Question

How do you evaluate the integral $\int{\dfrac{1}{{{\left( x-1 \right)}^{\dfrac{2}{3}}}}}$ from [0,2]?

Answer 1

Hint: In this question, we have to find the value of a definite integral. Thus, we will apply the integration formula and the basic mathematical rules to get the solution. First, we will rewrite the given integral in the form of$\int\limits_{0}^{t}{{{x}^{-m}}dx}$ . Then, we will apply the integration formula $\int\limits_{0}^{t}{{{x}^{-m}}dx}=\left[ \dfrac{{{x}^{-m+1}}}{-m+1} \right]_{0}^{t}$ in the new integral.
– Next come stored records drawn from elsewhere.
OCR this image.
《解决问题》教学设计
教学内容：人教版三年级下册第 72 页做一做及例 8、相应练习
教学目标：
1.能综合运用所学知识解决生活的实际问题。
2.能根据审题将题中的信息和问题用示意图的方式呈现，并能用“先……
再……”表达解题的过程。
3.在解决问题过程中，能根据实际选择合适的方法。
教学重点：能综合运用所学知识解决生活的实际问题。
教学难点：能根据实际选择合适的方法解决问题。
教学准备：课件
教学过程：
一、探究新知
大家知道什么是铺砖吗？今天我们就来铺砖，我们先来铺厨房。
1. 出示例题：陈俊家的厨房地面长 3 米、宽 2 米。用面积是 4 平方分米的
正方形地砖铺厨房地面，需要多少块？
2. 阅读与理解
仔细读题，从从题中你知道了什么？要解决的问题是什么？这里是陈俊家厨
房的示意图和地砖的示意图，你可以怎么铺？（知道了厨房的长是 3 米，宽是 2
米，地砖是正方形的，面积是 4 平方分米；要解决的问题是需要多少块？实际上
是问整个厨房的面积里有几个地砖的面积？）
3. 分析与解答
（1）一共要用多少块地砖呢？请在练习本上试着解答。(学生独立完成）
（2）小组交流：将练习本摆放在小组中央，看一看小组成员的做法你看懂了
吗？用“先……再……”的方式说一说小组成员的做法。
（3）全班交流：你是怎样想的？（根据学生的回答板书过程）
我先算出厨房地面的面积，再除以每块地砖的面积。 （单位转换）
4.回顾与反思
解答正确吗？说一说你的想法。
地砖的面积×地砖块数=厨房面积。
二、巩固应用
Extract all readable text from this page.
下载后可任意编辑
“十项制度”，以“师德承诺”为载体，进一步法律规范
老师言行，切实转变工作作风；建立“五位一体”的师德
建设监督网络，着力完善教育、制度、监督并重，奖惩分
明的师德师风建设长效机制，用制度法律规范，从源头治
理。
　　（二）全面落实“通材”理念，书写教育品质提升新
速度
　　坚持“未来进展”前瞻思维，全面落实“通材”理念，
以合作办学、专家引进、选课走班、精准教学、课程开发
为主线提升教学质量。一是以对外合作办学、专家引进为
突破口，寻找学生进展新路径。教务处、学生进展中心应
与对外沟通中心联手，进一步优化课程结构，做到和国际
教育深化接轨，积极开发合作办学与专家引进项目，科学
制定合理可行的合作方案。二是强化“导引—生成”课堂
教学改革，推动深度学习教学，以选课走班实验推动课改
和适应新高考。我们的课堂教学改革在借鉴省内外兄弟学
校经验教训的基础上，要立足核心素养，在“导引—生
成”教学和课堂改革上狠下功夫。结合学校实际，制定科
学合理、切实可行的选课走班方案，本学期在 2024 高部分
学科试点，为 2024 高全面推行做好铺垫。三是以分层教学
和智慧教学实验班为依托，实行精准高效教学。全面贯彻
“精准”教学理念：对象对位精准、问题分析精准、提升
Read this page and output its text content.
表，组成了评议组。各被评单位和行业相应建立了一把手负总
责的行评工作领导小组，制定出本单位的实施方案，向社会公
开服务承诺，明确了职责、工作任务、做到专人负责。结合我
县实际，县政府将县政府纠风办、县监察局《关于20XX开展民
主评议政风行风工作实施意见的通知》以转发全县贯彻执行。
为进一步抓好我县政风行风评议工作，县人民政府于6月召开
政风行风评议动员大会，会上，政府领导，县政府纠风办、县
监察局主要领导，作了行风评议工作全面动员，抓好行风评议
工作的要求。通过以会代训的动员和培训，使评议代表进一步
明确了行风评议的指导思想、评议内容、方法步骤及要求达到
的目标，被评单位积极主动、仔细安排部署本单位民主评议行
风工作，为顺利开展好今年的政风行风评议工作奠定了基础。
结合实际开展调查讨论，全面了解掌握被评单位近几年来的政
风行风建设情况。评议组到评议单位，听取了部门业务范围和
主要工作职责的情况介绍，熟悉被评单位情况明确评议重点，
After that, we will substitute the value of limits in x using the limit formula $\int\limits_{a}^{b}{f(x)dx}=f(b)-f(a)$ . In the end, we will make the necessary calculations to get the required result for the solution.

Complete step by step solution:
According to the problem, we have to find the value of definite integral.
Thus, we will apply the integration formula and the basic mathematical rules to get the solution.
The definite integral given to us is $\int{\dfrac{1}{{{\left( x-1 \right)}^{\dfrac{2}{3}}}}}$ from [0,2] ------------- (1)
First, we will rewrite the value of expression (1), we get
$\Rightarrow \int\limits_{0}^{2}{{{\left( x-1 \right)}^{-\dfrac{2}{3}}}dx}$
Now, we will apply the formula $\int\limits_{0}^{2}{{{x}^{-m}}dx}=\left[ \dfrac{{{x}^{-m+1}}}{-m+1} \right]_{0}^{2}$ in the above integral, we get
$\Rightarrow \left[ \dfrac{{{\left( x-1 \right)}^{-\dfrac{2}{3}+1}}}{-\dfrac{2}{3}+1} \right]_{0}^{2}$
Now, we will take the least common multiple of the denominator in the above expression, we get
$\Rightarrow \left[ \dfrac{{{\left( x-1 \right)}^{\dfrac{-2+3}{3}}}}{\dfrac{-2+3}{3}} \right]_{0}^{2}$
On further simplify the above expression, we get
$\Rightarrow \left[ \dfrac{{{\left( x-1 \right)}^{\dfrac{1}{3}}}}{\dfrac{1}{3}} \right]_{0}^{2}$
$\Rightarrow \left[ 3{{\left( x-1 \right)}^{\dfrac{1}{3}}} \right]_{0}^{2}$
Now, we will apply the limits in place of x using the formula $\int\limits_{a}^{b}{f(x)dx}=f(b)-f(a)$ , we get
$\Rightarrow 3{{\left( 2-1 \right)}^{\dfrac{1}{3}}}-3{{\left( 0-1 \right)}^{\dfrac{1}{3}}}$
On further solving the above expression, we get
$\Rightarrow 3{{\left( 1 \right)}^{\dfrac{1}{3}}}-3{{\left( -1 \right)}^{\dfrac{1}{3}}}$
Therefore, we get
$\Rightarrow 3-3{{\left( -1 \right)}^{\dfrac{1}{3}}}$
Therefore, the value of integral $\int{\dfrac{1}{{{\left( x-1 \right)}^{\dfrac{2}{3}}}}}$ from [0,2] is $3-3{{\left( -1 \right)}^{\dfrac{1}{3}}}$ .

Note:
While solving this problem, do mention all the formulas you are using to avoid confusion and mathematical error. Do not forget to solve the limits given in the problem, to get an accurate answer.